What stands against them are murderous powers in Beszel and in Ul Qoma: and, most terrifying of all, that which lies between these two cities.

Casting shades of Kafka and Philip K. Dick, Raymond Chandler and 1984, The City & the City is a murder mystery taken to dazzling metaphysical and artistic heights.

About the Author

China Miéville is the author of King Rat; Perdido Street Station, winner of the Arthur C. Clarke Award and the British Fantasy Award; The Scar, winner of the Locus Award and the British Fantasy Award; Iron Council, winner of the Locus Award and the Arthur C. Clarke Award; Looking for Jake, a collection of short stories; and Un Lun Dun, his New York Times bestselling book for younger readers. He lives and works in London.

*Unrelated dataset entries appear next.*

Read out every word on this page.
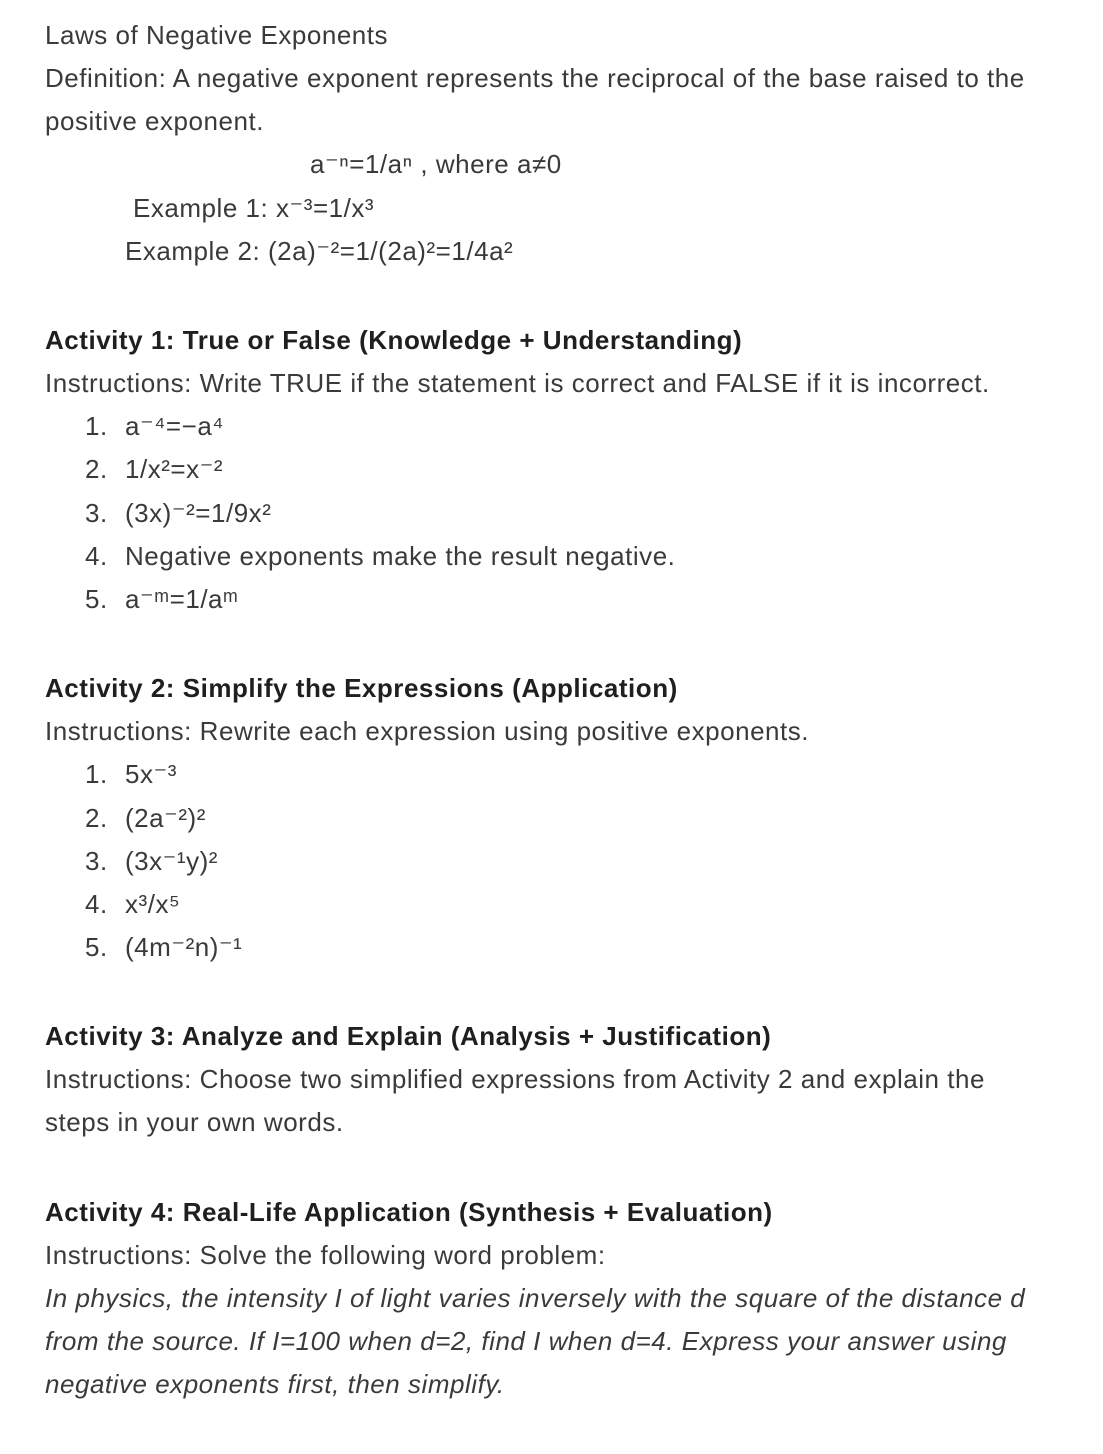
Laws of Negative Exponents

Definition: A negative exponent represents the reciprocal of the base raised to the positive exponent.

a⁻ⁿ=1/aⁿ , where a≠0

Example 1: x⁻³=1/x³

Example 2: (2a)⁻²=1/(2a)²=1/4a²

Activity 1: True or False (Knowledge + Understanding)

Instructions: Write TRUE if the statement is correct and FALSE if it is incorrect.

1. a⁻⁴=−a⁴
2. 1/x²=x⁻²
3. (3x)⁻²=1/9x²
4. Negative exponents make the result negative.
5. a⁻ᵐ=1/aᵐ
Activity 2: Simplify the Expressions (Application)

Instructions: Rewrite each expression using positive exponents.

1. 5x⁻³
2. (2a⁻²)²
3. (3x⁻¹y)²
4. x³/x⁵
5. (4m⁻²n)⁻¹
Activity 3: Analyze and Explain (Analysis + Justification)

Instructions: Choose two simplified expressions from Activity 2 and explain the steps in your own words.

Activity 4: Real-Life Application (Synthesis + Evaluation)

Instructions: Solve the following word problem:

In physics, the intensity I of light varies inversely with the square of the distance d from the source. If I=100 when d=2, find I when d=4. Express your answer using negative exponents first, then simplify.
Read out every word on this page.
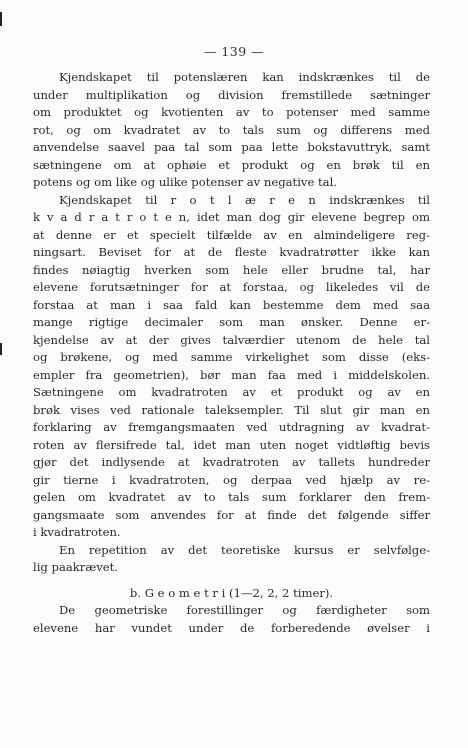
— 139 —
Kjendskapet til potenslæren kan indskrænkes til de
under multiplikation og division fremstillede sætninger
om produktet og kvotienten av to potenser med samme
rot, og om kvadratet av to tals sum og differens med
anvendelse saavel paa tal som paa lette bokstavuttryk, samt
sætningene om at ophøie et produkt og en brøk til en
potens og om like og ulike potenser av negative tal.
Kjendskapet til r o t l æ r e n indskrænkes til
k v a d r a t r o t e n, idet man dog gir elevene begrep om
at denne er et specielt tilfælde av en almindeligere reg-
ningsart. Beviset for at de fleste kvadratrøtter ikke kan
findes nøiagtig hverken som hele eller brudne tal, har
elevene forutsætninger for at forstaa, og likeledes vil de
forstaa at man i saa fald kan bestemme dem med saa
mange rigtige decimaler som man ønsker. Denne er-
kjendelse av at der gives talværdier utenom de hele tal
og brøkene, og med samme virkelighet som disse (eks-
empler fra geometrien), bør man faa med i middelskolen.
Sætningene om kvadratroten av et produkt og av en
brøk vises ved rationale taleksempler. Til slut gir man en
forklaring av fremgangsmaaten ved utdragning av kvadrat-
roten av flersifrede tal, idet man uten noget vidtløftig bevis
gjør det indlysende at kvadratroten av tallets hundreder
gir tierne i kvadratroten, og derpaa ved hjælp av re-
gelen om kvadratet av to tals sum forklarer den frem-
gangsmaate som anvendes for at finde det følgende siffer
i kvadratroten.
En repetition av det teoretiske kursus er selvfølge-
lig paakrævet.
b. G e o m e t r i (1—2, 2, 2 timer).
De geometriske forestillinger og færdigheter som
elevene har vundet under de forberedende øvelser i
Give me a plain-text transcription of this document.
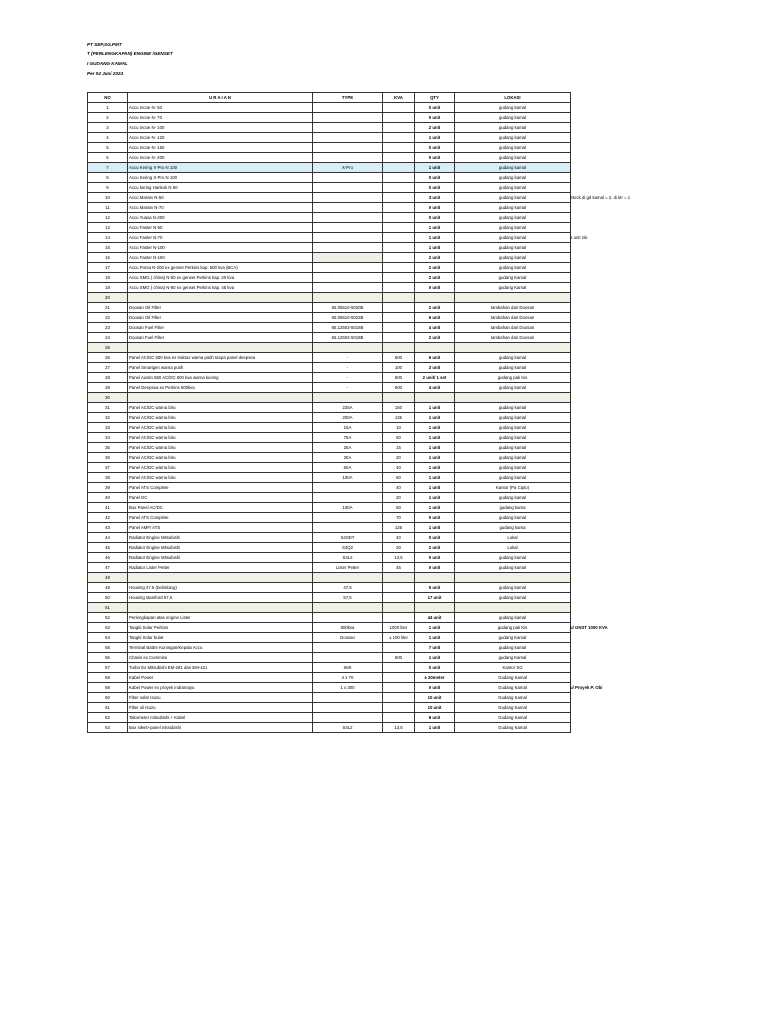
PT SEP,SG,PMT
T (PERLENGKAPAN) ENGINE /GENSET
I GUDANG KAMAL
Per 04 Juni 2024
NO	U R A I A N	TYPE	KVA	QTY	LOKASI
1	Accu Incoe N- 50			0 unit	gudang kamal
2	Accu Incoe N- 70			0 unit	gudang kamal
3	Accu Incoe N- 100			2 unit	gudang kamal
4	Accu Incoe N- 120			1 unit	gudang kamal
5	Accu Incoe N- 150			0 unit	gudang kamal
6	Accu Incoe N- 200			0 unit	gudang kamal
7	Accu Kering X-Pro N 100	X-Pro		1 unit	gudang kamal
8	Accu Kering X-Pro N 100			0 unit	gudang kamal
9	Accu kering Hankok N 50			0 unit	gudang kamal
10	Accu Massiv N-50			3 unit	gudang kamal
11	Accu Massiv N-70			0 unit	gudang kamal
12	Accu Yuasa N-200			0 unit	gudang kamal
13	Accu Faster N-50			1 unit	gudang kamal
14	Accu Faster N-70			1 unit	gudang kamal
15	Accu Faster N-100			1 unit	gudang kamal
16	Accu Faster N-150			2 unit	gudang kamal
17	Accu Porsa N-200 ex genset Perkins kap. 500 kva (BCA)			2 unit	gudang kamal
18	Accu SMG ( china) N-50 ex genset Perkins kap. 20 kva			2 unit	gudang Kamal
19	Accu SMG ( china) N-80 ex genset Perkins kap. 45 kva			0 unit	gudang Kamal
20					
21	Doosan Oil Filter	65.05510-5020B		2 unit	tambahan dari Doosan
22	Doosan Oil Filter	65.05510-5022B		6 unit	tambahan dari Doosan
23	Doosan Fuel Filter	65.12503-5016B		4 unit	tambahan dari Doosan
24	Doosan Fuel Filter	65.12503-5018B		2 unit	tambahan dari Doosan
25					
26	Panel AC/DC 500 kva ex traktus warna putih tanpa panel deepsea	-	500	6 unit	gudang kamal
27	Panel Smartgen warna putih	-	100	3 unit	gudang kamal
28	Panel Austin 550 AC/DC 500 kva warna kuning	-	500	2 unit/ 1 set	gudang pak Kis
29	Panel Deepsea ex Perkins 500kva	-	500	4 unit	gudang kamal
30					
31	Panel AC/DC warna biru	225A	150	1 unit	gudang kamal
32	Panel AC/DC warna biru	200A	135	1 unit	gudang kamal
33	Panel AC/DC warna biru	15A	10	1 unit	gudang kamal
34	Panel AC/DC warna biru	75A	50	1 unit	gudang kamal
35	Panel AC/DC warna biru	25A	15	1 unit	gudang kamal
36	Panel AC/DC warna biru	30A	20	1 unit	gudang kamal
37	Panel AC/DC warna biru	60A	40	1 unit	gudang kamal
38	Panel AC/DC warna biru	100A	60	1 unit	gudang kamal
39	Panel ATS Complete		40	1 unit	Kantor (Pa Cipto)
40	Panel DC		20	1 unit	gudang kamal
41	Box Panel AC/DC	100A	60	1 unit	gudang kama
42	Panel ATS Complete		70	0 unit	gudang kamal
43	Panel AMF/ ATS		125	1 unit	gudang kama
44	Radiator Engine Mitsubishi	S4SDT	40	0 unit	Lokal
45	Radiator Engine Mitsubishi	S4Q2	20	2 unit	Lokal
46	Radiator Engine Mitsubishi	S4L2	13,5	0 unit	gudang kamal
47	Radiator Lister Petter	Lister Petter	45	0 unit	gudang kamal
48					
49	Housing 47.5 (belimbing)	47.5		5 unit	gudang kamal
50	Housing stamford 57,5	57,5		17 unit	gudang kamal
51					
52	Perlengkapan atas engine Lister			44 unit	gudang kamal
53	Tangki Solar Perkins	800kva	1000 liter	1 unit	gudang pak Kis
54	Tangki Solar bulat	Doosan	± 100 liter	1 unit	gudang Kamal
55	Terminal Battre Kuningan/Kepala Accu			7 unit	gudang kamal
56	Chasis ex Cummins		500	1 unit	gudang Kamal
57	Turbo Ex Mitsubishi EM-291 dan EM-421	S6K		0 unit	Kantor SG
58	Kabel Power	4 x 70		± 20meter	Gudang Kamal
59	Kabel Power ex proyek indramayu	1 x 300		0 unit	Gudang Kamal
60	Filter solar Isuzu			10 unit	Gudang Kamal
61	Filter oli Isuzu			10 unit	Gudang Kamal
62	Takometer mitsubishi + Kabel			8 unit	Gudang Kamal
63	Box silent+panel mitsubishi	S4L2	13,5	1 unit	Gudang Kamal
Stock di gd kamal = 2, di ktr = 1
1 unit rsk
u/ GNST 1000 KVA
u/ Proyek P. Obi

Boneshaker by Cherie Priest

In the early days of the Civil War, rumors of gold in the frozen Klondike brought hordes of newcomers to the Pacific Northwest. Anxious to compete, Russian prospectors commissioned inventor Leviticus Blue to create a great machine that could mine through Alaska’s ice. Thus was Dr. Blue’s Incredible Bone-Shaking Drill Engine born.

But on its first test run the Boneshaker went terribly awry, destroying several blocks of downtown Seattle and unearthing a subterranean vein of blight gas that turned anyone who breathed it into the living dead.

Now it is sixteen years later, and a wall has been built to enclose the devastated and toxic city. Just beyond it lives Blue’s widow, Briar Wilkes. Life is hard with a ruined reputation and a teenaged boy to support, but she and Ezekiel are managing. Until Ezekiel undertakes a secret crusade to rewrite history.

His quest will take him under the wall and into a city teeming with ravenous undead, air pirates, criminal overlords, and heavily armed refugees. And only Briar can bring him out alive.

About the Author

Cherie Priest made her debut with the Eden Moore series of Southern Gothic ghost stories that began with Four and Twenty Blackbirds. She lives in Seattle, Washington, and keeps a popular blog at cmpriest.livejournal.com.

Finch by Jeff VanderMeer

Tasked with solving an impossible double murder, detective John Finch searches for the truth among the rubble of the once-mighty city of Ambergris. Under the rule of the mysterious gray caps, Ambergris is falling into anarchy. The remnants of a rebel force are demoralized and dispersed, their leader, the Lady in Blue, not seen for months. Partials—human traitors transformed by the gray caps—walk the streets brutalizing the city’s inhabitants. Finch’s partner Wyte, stricken with a fungal disease, is literally disintegrating. And strange forces are marshaling themselves against detective Finch even as he pursues his one clue: the elusive spymaster Ethan Bliss. How much time does Finch have before time itself runs out?

About the Author

Award-winning writer Jeff VanderMeer's final novel in his Ambergris Cycle, Finch, has just been published in the US, and will appear in the UK from Atlantic's Corvus imprint. His writer guide Booklife and associated Booklifenow website focus on sustainable creativity. With his wife, he recently edited the charity anthology Last Drink Bird Head. His short fiction has appeared in Conjunctions, Library of America's American Fantastic Tales, and several year's best anthologies. He writes nonfiction for The Washington Post Book World, Omnivoracious, The New York Times Book Review, the B&N Review, and many others. Murder by Death recently completed a CD soundtrack based on Finch./.